Trapped Gases-Tooth Pain
When the cavities go untreated when the pulp get exposed, it may lead to much pain at the altitude. The toothache sometimes vanishes at the same particular elevation if observed on the ascent. Gasses may also get attracted in the tooth at the elevation in abscesses.
Confined Gasses-Stomach and Intestines
In the aeronautics of above 25000 feet, the gasses may lead to serious pain, limits the blood pressure and finally shock to the individuals involved. Whenever the barometric pressure goes down, the partial pressures of the gasses in an individual’s body in the body fluid also diminishes. As a result, the escaping gasses will lead to decomposition sickness.
Conclusion
The physical, as well as the mental flight effects not only on the crew but also on the passengers, has been a great concern in the aviation industry. These people are exposed to various atmospheric changes because of the unpressurized cabins as well as the un-acclimatized aircraft cabins. It is, therefore, essential to pay attention to the changes and symptoms that are to be expected in the case of these changes. During the fall of the atmospheric pressure, which leads to the reduction of oxygen partial pressure, hypoxia occurs. Hypoxia is also heightened by increased stress as well performing too much on a cognitive activity. The physical and the mental body of human body changes and becomes highlighted when it is exposed to extreme temperatures and atmospheres. This stress makes all body functions to be altered. The highly affected areas of the body are the respiratory system and the GI tract. Imbalance in the functioning of the body may lead to nausea and vomiting.
 
 
 
 
 
 
 
 
Reference List
Brown, J. H. U. (Ed.). (2015). Physiology of man in space. Academic Press.
Jelsma, T. N. (2015). BIO 201: Human Anatomy and Physiology I.
Kerkut, G. A. (Ed.). (2013). Biochemistry (Vol. 10). Elsevier.
Reinhart, R. (2007). Basic flight physiology. McGraw Hill Professional.

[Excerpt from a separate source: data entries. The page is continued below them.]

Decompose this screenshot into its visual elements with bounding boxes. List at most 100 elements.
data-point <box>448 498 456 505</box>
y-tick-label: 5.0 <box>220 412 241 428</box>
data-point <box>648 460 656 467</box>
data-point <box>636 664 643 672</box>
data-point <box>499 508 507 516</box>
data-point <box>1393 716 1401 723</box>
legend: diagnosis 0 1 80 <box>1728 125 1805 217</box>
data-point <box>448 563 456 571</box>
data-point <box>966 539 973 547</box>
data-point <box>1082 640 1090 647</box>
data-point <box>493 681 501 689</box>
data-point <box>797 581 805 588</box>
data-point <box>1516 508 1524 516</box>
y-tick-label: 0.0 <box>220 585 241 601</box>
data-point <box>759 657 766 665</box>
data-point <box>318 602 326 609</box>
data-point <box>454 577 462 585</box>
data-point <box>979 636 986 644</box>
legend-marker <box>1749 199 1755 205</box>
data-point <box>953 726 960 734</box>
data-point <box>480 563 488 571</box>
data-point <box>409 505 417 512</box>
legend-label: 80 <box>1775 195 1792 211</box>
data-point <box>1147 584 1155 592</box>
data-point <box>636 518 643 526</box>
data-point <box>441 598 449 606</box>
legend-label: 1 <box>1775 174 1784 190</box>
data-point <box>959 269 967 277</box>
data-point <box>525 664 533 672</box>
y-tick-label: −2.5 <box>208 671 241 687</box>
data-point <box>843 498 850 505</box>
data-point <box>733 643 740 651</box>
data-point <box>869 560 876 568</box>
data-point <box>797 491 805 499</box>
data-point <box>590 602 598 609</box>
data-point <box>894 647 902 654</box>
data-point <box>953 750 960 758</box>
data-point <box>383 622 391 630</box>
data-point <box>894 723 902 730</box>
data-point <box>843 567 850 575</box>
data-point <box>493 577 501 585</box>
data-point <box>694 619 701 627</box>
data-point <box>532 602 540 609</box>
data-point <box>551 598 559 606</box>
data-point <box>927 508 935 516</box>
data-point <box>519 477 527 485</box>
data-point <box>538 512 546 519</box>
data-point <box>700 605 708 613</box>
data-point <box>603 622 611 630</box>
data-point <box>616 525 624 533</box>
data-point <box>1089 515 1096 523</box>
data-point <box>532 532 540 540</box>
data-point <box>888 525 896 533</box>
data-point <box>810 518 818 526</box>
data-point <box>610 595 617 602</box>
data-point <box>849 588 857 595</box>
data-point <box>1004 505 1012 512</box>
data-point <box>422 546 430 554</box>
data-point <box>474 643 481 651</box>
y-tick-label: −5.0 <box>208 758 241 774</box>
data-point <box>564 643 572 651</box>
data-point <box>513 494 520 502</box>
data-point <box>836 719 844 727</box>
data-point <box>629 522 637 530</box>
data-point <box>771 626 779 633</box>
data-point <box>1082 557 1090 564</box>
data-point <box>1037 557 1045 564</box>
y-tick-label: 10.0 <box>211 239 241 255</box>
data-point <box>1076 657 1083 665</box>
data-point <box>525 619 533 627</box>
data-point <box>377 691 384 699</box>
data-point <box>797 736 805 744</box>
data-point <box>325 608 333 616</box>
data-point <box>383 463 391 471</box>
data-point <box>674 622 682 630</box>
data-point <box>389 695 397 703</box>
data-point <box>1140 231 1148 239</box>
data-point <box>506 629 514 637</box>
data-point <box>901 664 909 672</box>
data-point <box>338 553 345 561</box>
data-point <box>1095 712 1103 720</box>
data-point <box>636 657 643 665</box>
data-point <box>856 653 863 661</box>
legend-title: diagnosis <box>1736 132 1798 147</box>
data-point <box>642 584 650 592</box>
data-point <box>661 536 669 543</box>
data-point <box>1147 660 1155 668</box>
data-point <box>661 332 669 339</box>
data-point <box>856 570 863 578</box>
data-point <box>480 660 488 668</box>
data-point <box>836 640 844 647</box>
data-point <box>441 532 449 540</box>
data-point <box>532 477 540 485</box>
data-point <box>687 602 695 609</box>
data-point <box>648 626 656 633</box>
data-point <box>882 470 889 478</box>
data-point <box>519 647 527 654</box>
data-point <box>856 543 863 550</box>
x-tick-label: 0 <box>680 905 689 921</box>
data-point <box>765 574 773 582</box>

Socha, V., Schlenker, J., Kal’avksý, P., Kutílek, P., Socha, L., Szabo, S., & Smrčka, P. (2015, January). Effect of the change of flight, navigation and motor data visualization on psychophysiological state of pilots. In Applied Machine Intelligence and Informatics (SAMI), 2015 IEEE 13th International Symposium on (pp. 339-344). IEEE.
Williams, D., Kuipers, A., Mukai, C., & Thirsk, R. (2009). Acclimation during space flight: effects on human physiology. Canadian Medical Association Journal, 180(13), 1317-1323.